Largest biometric database being created in India with over 1.2 billion identities. Scary and a serious concern outside of the personal privacy aspect is the security of this database. From a positive standpoint and driving argument is that is provides the means to overcome the significant levels of corruption in India. Particularly for those living outside of the city and at the mercy of corrupt officials. In fact this database if implemented well would free these very persons from certain tyranny. Another dilemma ….
Interesting that participation is voluntary. Same as Sweden’s approach.
Read more here. It is fascinating reading and worth a visit 🙂 .
An excellent article on the use of CCTV, biometrics, databases, etc., in schools in the UK.

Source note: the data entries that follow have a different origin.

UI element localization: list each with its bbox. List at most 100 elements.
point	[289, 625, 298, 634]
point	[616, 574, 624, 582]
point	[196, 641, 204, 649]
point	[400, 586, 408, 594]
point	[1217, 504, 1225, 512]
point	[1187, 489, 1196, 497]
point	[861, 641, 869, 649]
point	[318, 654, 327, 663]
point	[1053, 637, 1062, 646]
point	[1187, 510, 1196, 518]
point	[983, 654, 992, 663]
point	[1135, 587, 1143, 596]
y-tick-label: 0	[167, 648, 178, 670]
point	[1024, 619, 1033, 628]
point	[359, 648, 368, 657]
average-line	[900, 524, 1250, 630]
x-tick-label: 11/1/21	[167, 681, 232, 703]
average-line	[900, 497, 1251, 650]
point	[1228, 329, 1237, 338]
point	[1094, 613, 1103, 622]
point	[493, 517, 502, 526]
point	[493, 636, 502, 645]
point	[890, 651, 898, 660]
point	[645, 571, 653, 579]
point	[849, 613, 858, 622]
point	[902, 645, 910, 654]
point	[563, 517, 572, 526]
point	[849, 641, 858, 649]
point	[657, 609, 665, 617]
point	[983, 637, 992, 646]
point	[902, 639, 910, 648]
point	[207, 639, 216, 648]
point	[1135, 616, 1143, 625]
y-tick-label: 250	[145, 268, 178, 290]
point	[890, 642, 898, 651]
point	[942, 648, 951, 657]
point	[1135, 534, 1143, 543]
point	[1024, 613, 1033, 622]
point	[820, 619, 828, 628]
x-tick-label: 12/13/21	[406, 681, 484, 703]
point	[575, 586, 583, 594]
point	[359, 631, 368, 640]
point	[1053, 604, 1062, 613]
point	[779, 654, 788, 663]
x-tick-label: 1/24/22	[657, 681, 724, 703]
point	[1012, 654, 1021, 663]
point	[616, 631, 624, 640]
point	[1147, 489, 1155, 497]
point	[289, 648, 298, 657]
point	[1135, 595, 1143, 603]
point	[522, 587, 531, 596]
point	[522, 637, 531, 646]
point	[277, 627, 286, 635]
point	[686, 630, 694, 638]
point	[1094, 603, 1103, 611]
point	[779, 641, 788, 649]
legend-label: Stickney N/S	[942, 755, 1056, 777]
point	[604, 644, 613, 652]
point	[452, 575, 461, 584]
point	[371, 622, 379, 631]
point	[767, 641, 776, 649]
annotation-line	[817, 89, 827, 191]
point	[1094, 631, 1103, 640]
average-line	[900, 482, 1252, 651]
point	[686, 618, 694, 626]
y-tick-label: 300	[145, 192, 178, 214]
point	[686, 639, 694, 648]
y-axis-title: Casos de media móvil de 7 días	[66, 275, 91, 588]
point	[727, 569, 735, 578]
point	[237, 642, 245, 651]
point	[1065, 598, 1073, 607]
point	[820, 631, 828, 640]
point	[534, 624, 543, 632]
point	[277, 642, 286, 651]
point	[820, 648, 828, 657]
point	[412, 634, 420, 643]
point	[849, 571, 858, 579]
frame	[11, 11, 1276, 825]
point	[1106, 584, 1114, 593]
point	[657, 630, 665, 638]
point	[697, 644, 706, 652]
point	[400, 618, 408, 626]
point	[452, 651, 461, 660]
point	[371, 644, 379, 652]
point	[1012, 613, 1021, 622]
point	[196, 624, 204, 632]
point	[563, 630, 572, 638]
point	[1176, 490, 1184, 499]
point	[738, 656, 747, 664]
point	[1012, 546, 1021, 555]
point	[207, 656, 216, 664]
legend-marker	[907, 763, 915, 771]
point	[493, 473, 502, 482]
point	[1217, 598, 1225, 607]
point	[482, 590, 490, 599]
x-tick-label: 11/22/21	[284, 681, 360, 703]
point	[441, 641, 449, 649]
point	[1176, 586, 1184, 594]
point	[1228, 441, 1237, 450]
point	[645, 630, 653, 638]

Can you imagine that on the uncertainly of whether CCTV should be permissible in toilets, Sayner (managing director of Proxis, a security installation company) reasons that “it depends exactly on what it is looking at,” adding that “If you’ve got nothing to hide, why should you object to that?” I just love this “nothing to hide” argument. For myself I’m not too keen on being the star on some camera footage when I visit the ladies room!
It’s not just the FBI that are keen to collect DNA of innocent persons. In Australia Mr McDevitt chief executive of CrimTrac, the agency which maintains the database, said the next step was taking samples from people charged but not convicted and from people charged for minor crimes as well as serious offences. Read more…
The federal government is quietly working on a controversial plan to collect biometric information from visitors to Canada, immigration department officials revealed yesterday.
“The idea will be that we will take biometrics from people who are coming temporarily to Canada and need a visitor’s visa — temporary workers, students and visitors,” Claudette Deschenes, assistant deputy minister in the immigration department told members of Parliament. “Those who don’t need a visitor’s visa to enter Canada will be taken at the port of entry.”
Following in the footsteps of the U.S. border controls…. fun. I wonder what they are really going to use it for…and more importantly I wonder what privacy laws exist in Canada that will protect this biometric data? Read more on Toronto Sun.
The Department of Motor Vehicles recently proposed a $63 million contract with a company that uses facial-recognition software, which can detect whether a person photographed for a new driver’s license already has a license. The software allows the DMV to match a photograph with the entire DMV database of driver’s license pictures. This risk identified by the privacy group is of ‘mission creep’, that is this technology being used to identify persons in other situations, such as in a crowd.
This move has been blocked. Hence the DMV’s request to fast-track a new technology that the agency is seeking to deter identity theft, . The DMV sought permission from Gov. Arnold Schwarzenegger to sign the contract as early as this week, without the scrutiny of public hearings. This is a victory for privacy-rights groups as this proposal will now have to undergo a public hearing.